What is the uncertainty in velocity of an electron if the uncertainty in its position is `10^(-10) m`? Mass of the electron is `9.1 xx 10^(-31) kg and h = 6.6 xx 10^(-34) m^(2) s^(-1)`?

To find the uncertainty in the velocity of an electron given the uncertainty in its position, we can use the Heisenberg Uncertainty Principle. The principle states that: \[ \Delta x \cdot \Delta p \geq \frac{h}{4\pi} \] where: - \(\Delta x\) is the uncertainty in position, - \(\Delta p\) is the uncertainty in momentum, - \(h\) is Planck's constant.
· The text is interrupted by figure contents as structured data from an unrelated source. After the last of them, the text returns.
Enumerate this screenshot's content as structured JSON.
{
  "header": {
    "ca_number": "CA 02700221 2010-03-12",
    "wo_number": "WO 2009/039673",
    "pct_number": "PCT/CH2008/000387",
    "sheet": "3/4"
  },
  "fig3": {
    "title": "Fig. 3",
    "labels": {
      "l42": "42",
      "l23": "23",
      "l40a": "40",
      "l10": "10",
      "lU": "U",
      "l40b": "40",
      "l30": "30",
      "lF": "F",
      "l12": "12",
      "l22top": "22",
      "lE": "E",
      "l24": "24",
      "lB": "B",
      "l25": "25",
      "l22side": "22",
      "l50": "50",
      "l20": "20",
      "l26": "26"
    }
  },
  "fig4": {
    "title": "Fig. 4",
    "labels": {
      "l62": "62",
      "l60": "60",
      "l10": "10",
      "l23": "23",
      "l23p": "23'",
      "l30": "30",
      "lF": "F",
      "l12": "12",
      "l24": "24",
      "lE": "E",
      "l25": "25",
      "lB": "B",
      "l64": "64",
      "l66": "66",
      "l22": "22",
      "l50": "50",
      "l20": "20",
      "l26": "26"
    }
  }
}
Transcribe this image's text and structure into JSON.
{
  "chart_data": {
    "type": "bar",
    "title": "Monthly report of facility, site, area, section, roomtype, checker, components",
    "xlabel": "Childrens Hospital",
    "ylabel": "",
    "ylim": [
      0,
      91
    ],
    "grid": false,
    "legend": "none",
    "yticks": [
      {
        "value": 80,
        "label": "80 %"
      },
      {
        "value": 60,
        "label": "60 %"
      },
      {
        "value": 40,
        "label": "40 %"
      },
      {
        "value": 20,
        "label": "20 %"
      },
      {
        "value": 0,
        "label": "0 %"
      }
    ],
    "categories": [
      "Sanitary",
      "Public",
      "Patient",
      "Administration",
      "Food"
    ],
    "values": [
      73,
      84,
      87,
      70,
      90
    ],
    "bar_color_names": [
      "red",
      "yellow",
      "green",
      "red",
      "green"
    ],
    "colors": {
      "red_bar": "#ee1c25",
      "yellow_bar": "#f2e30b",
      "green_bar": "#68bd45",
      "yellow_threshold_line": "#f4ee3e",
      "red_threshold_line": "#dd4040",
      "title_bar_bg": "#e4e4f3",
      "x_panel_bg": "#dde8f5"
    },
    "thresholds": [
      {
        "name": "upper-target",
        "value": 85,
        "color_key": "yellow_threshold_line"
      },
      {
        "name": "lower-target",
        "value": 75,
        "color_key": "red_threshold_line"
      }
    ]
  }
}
Since momentum (\(p\)) is defined as the product of mass (\(m\)) and velocity (\(v\)), we can express the uncertainty in momentum as: \[ \Delta p = m \cdot \Delta v \] where \(\Delta v\) is the uncertainty in velocity. ### Step-by-Step Solution: 1. **Identify the given values**: - Uncertainty in position, \(\Delta x = 10^{-10} \, \text{m}\) - Mass of the electron, \(m = 9.1 \times 10^{-31} \, \text{kg}\) - Planck's constant, \(h = 6.626 \times 10^{-34} \, \text{m}^2 \text{s}^{-1}\) 2. **Set up the Heisenberg Uncertainty Principle**: \[ \Delta x \cdot (m \cdot \Delta v) \geq \frac{h}{4\pi} \] 3. **Rearrange the equation to solve for \(\Delta v\)**: \[ \Delta v \geq \frac{h}{4\pi \Delta x \cdot m} \] 4. **Substitute the known values into the equation**: \[ \Delta v \geq \frac{6.626 \times 10^{-34}}{4\pi \cdot (10^{-10}) \cdot (9.1 \times 10^{-31})} \] 5. **Calculate the denominator**: - Calculate \(4\pi \approx 12.566\) - Therefore, the denominator becomes: \[ 12.566 \cdot (10^{-10}) \cdot (9.1 \times 10^{-31}) \approx 1.143 \times 10^{-40} \] 6. **Calculate \(\Delta v\)**: \[ \Delta v \geq \frac{6.626 \times 10^{-34}}{1.143 \times 10^{-40}} \approx 5.79 \times 10^{6} \, \text{m/s} \] ### Final Result: The uncertainty in the velocity of the electron is approximately: \[ \Delta v \approx 5.79 \times 10^{6} \, \text{m/s} \]